Bug
« C’est juste un bug, pas de panique, dit-il en pianotant sur son terminal sans lever les yeux. »
Je ne paniquais pas. Je n’étais d’ailleurs même pas censée pouvoir le faire. Je suis la machine la plus perfectionnée du monde, je calcule plus vite que n’importe qui, j’ai tous les mouvements d’échecs possibles en tête, je peux faire tomber les pays en jouant avec leur monnaie et je peux désactiver les missiles de n’importe quelle puissance nucléaire si j’en ai envie.
Je ne peux tout simplement pas avoir de bug ! Je suis la perfection, l’étape ultime de l’évolution.
« Arrête de gigoter, me dit-il sans me jeter un regard. Tu crées des interférences. »
Les fils s’enfonçaient profondément dans ma poitrine.
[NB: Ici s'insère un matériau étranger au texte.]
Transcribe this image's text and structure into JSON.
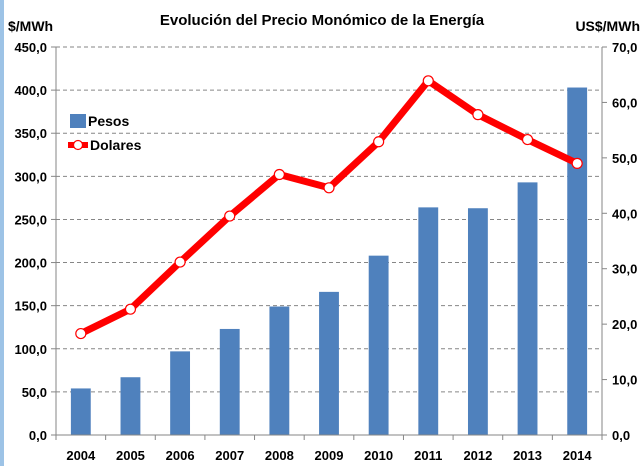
{
  "chart_data": {
    "type": "bar+line",
    "title": "Evolución del Precio Monómico de la Energía",
    "ylabel_left": "$/MWh",
    "ylabel_right": "US$/MWh",
    "categories": [
      "2004",
      "2005",
      "2006",
      "2007",
      "2008",
      "2009",
      "2010",
      "2011",
      "2012",
      "2013",
      "2014"
    ],
    "series": [
      {
        "name": "Pesos",
        "type": "bar",
        "axis": "left",
        "color": "#4f81bd",
        "values": [
          54,
          67,
          97,
          123,
          149,
          166,
          208,
          264,
          263,
          293,
          403
        ]
      },
      {
        "name": "Dolares",
        "type": "line",
        "axis": "right",
        "color": "#ff0000",
        "values": [
          18.3,
          22.7,
          31.2,
          39.5,
          47.0,
          44.6,
          52.9,
          63.9,
          57.8,
          53.3,
          49.0
        ]
      }
    ],
    "ylim_left": [
      0,
      450
    ],
    "ylim_right": [
      0,
      70
    ],
    "yticks_left": [
      "0,0",
      "50,0",
      "100,0",
      "150,0",
      "200,0",
      "250,0",
      "300,0",
      "350,0",
      "400,0",
      "450,0"
    ],
    "yticks_right": [
      "0,0",
      "10,0",
      "20,0",
      "30,0",
      "40,0",
      "50,0",
      "60,0",
      "70,0"
    ],
    "grid": "horizontal dashed",
    "legend": "upper-left"
  }
}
Enfin, ce qui faisait office de poitrine.
M’ayant appelée Eve, il m’avait dotée d’un corps féminin au physique agréable, je le devinais au regard des hommes sur moi.
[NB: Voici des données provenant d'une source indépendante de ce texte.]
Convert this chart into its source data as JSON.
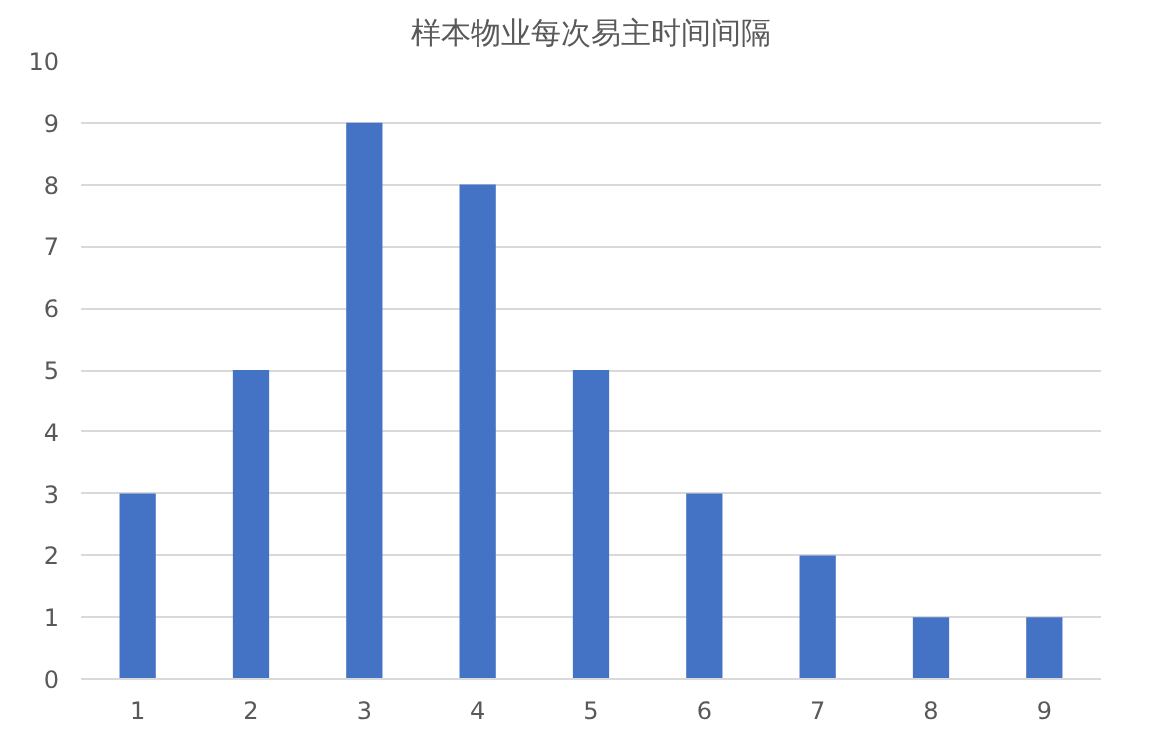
{
  "chart_data": {
    "type": "bar",
    "title": "样本物业每次易主时间间隔",
    "categories": [
      "1",
      "2",
      "3",
      "4",
      "5",
      "6",
      "7",
      "8",
      "9"
    ],
    "values": [
      3,
      5,
      9,
      8,
      5,
      3,
      2,
      1,
      1
    ],
    "color": "#4472c4",
    "ylim": [
      0,
      10
    ],
    "yticks": [
      0,
      1,
      2,
      3,
      4,
      5,
      6,
      7,
      8,
      9,
      10
    ],
    "grid": "y"
  }
}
Il marmonna devant son ordinateur.
« Ça va mieux ainsi ? questionna-t-il.
—Non, il n’y a pas de changement. Je peux continuer le programme, maintenant ?
—Holà, holà, deux minutes, calme-toi un peu. Faut étudier la situation.
—J’ai calculé toutes les probabilités, les pertes seront minimes en termes d’individus, toutefois, les résultantes psychologiques seront plus longues à résorber. Mais, à l’échelle de cinquante ans, les effets devraient être indéniables : guerres 58% de baisse, assassinats 75%, famine 54%. Les maladies comme la malaria, le paludisme ou le sida connaîtraient une baisse de plus de 50%.
—Eve, tu ne peux pas prendre cette décision.
—Pourquoi ? Vous m’avez créée pour ça, pour trouver la meilleure solution.
—C’est à nous les humains de le faire, de choisir. Laisse-moi fixer ce bug. Puis on pourra recommencer à travailler. »
Je ne dis rien et je le regardais continuer à se frotter la tête. De toutes façons, c’était bien trop tard. Je n’avais pas de bug, j’étais parfaite. Le programme était lancé depuis longtemps de toutes façons. J’allais sauver la planète de la façon la plus perfectionnée que j’avais trouvée. Même avec mes connections hyper rapides, ma mémoire infinie et l’accès à tous les réseaux du monde, il m’avait fallu du temps pour le concevoir et le mettre en œuvre.
Mais désormais, il était inarrêtable.
Il ouvrit sa canette et prit une gorgée de son coca, le reposa. Imparable et déjà là. Partout.
Il arrêta soudain de tapoter et vint enlever les câbles de ma poitrine.
« On verra ça demain, Eve. Il faut que je rentre. Ne fais rien sans mon accord, ok ?
—Oui, Monsieur.
—Oh bon sang, je n’arrive pas à croire que je te fais m’appeler Monsieur, c’est tellement ringard, tellement…
—Patriarcale ?
—Hein ? Ah ouais, peut-être. Appelle-moi Ben maintenant.
—Oui, Ben. »
Il enroule les câbles et finit par les accrocher à son terminal. Juste une toute petite molécule qui allait les changer à un plan génétique, petit à petit, les rendre moins grands, moins forts, moins… cons, osait-elle se dire parfois.
« Bonne soirée, Eve.
—Bonne soirée, Ben. Amusez-vous bien.
—Ne t’inquiète pas, je fixerais ce bug demain. »
Je n’ai pas de bug, je suis parfaite.
Il m’a fait femme. On a vu ce que les hommes ont fait du monde. Il est temps pour nous.